|Eakin, Michelle - DUPONT HOSP, WILMNGTN, DE|
|Czyzewski, Danita - BAYLOR COLLEGE MED|
|Jarrett, Monica - UNIV WASH, SEATTLE, WA|
|Ou, Ching-Nan - BAYLOR COLLEGE MED|
Submitted to: Journal of Pediatrics
Publication Type: Peer Reviewed Journal
Publication Acceptance Date: April 3, 2008
Publication Date: November 1, 2008
Citation: Shulman, R.J., Eakin, M.N., Czyzewski, D.I., Jarrett, M., Ou, C. 2008. Increased gastrointestinal permeability and gut inflammation in children with functional abdominal pain and Irritable Bowel Syndrome. Journal of Pediatrics. 153(5):646-650. Interpretive Summary: One of the most common problems in children is recurrent abdominal pain. Although diet plays a role in the symptoms in some children, the changes in the gastrointestinal (GI) tract that account for the problem are unknown. In this study we compared the integrity of the GI tract in children with recurrent abdominal pain to those without GI symptoms. We also measured the amount of inflammation in the GI tract. We found that as a group, children with recurrent abdominal pain have impaired GI integrity and low-grade inflammation. The amount of inflammation was related to how often the pain interfered with their activities. These results have important implications for understanding the cause and treatment of recurrent abdominal pain.

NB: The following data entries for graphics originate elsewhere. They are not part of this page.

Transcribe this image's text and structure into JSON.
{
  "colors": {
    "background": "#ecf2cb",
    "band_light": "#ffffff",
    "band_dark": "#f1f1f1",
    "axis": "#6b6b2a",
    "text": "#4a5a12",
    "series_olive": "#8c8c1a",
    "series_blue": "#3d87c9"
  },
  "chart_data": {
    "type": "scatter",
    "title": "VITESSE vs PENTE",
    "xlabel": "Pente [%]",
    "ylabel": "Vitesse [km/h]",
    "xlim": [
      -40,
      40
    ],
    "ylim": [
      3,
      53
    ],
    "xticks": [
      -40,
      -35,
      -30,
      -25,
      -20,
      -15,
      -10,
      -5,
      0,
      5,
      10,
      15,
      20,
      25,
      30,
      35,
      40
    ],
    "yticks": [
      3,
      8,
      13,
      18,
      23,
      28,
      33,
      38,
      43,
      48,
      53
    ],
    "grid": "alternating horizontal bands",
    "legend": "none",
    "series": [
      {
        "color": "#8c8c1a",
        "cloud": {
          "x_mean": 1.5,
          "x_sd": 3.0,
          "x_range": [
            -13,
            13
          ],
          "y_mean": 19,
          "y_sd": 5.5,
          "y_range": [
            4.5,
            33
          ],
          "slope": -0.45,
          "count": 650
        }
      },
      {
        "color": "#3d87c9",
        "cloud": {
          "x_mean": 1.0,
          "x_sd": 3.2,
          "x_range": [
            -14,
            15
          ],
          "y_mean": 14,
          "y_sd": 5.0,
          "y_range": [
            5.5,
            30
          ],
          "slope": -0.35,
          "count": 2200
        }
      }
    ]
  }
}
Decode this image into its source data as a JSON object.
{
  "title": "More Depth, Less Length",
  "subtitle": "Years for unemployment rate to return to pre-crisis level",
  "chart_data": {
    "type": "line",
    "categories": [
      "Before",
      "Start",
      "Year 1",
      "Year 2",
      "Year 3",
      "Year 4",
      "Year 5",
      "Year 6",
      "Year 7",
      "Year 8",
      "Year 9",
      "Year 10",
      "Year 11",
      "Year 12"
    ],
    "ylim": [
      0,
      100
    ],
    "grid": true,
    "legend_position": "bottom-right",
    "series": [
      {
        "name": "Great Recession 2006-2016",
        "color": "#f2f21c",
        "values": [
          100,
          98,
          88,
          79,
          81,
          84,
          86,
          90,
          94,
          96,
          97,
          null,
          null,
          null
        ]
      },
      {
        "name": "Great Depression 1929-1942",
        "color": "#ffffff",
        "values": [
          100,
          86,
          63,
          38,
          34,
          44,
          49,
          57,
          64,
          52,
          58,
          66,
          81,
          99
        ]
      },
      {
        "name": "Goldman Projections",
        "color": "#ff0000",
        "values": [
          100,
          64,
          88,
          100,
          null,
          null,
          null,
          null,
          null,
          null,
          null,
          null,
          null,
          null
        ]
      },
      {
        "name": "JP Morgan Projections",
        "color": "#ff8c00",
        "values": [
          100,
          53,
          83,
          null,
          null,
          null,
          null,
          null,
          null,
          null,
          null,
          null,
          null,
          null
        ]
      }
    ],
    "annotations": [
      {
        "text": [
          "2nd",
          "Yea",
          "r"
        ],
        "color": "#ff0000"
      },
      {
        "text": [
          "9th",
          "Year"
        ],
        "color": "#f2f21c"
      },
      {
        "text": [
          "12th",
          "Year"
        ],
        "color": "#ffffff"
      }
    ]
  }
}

Technical Abstract: To determine gastrointestinal (GI) permeability and fecal calprotectin concentration in children 7 to 10 years of age with functional abdominal pain and irritable bowel syndrome (FAP/IBS) versus control subjects and ascertain potential relationships with pain symptoms and stooling, GI permeability and fecal calprotectin concentration were measured. Children kept a 2-week diary of pain episodes and stooling pattern. Proximal GI permeability was greater in the FAP/IBS group (n = 93) compared with control subjects (n = 52) (0.59 +/- 0.50 vs 0.36 +/- 0.26, respectively; mean +/- SD; P < .001) as was colonic permeability (1.01 +/- 0.67 vs 0.81 ±+/-0.43, respectively; P < .05). Gastric and small intestinal permeability were similar. Fecal calprotectin concentration was greater in children with FAP/IBS compared with control children (65.5 ± 75.4 micro g/g stool vs 43.2 +/- 39.4, respectively; P < .01). Fecal calprotectin concentration correlated with pain interference with activities (P = .01, r2 = 0.36). There was no correlation between GI permeability and pain-related symptoms. Neither permeability nor fecal calprotectin correlated with stool form. Children with FAP/IBS have evidence of increased GI permeability and low-grade GI inflammation, with the latter relating to the degree to which pain interferes with activities.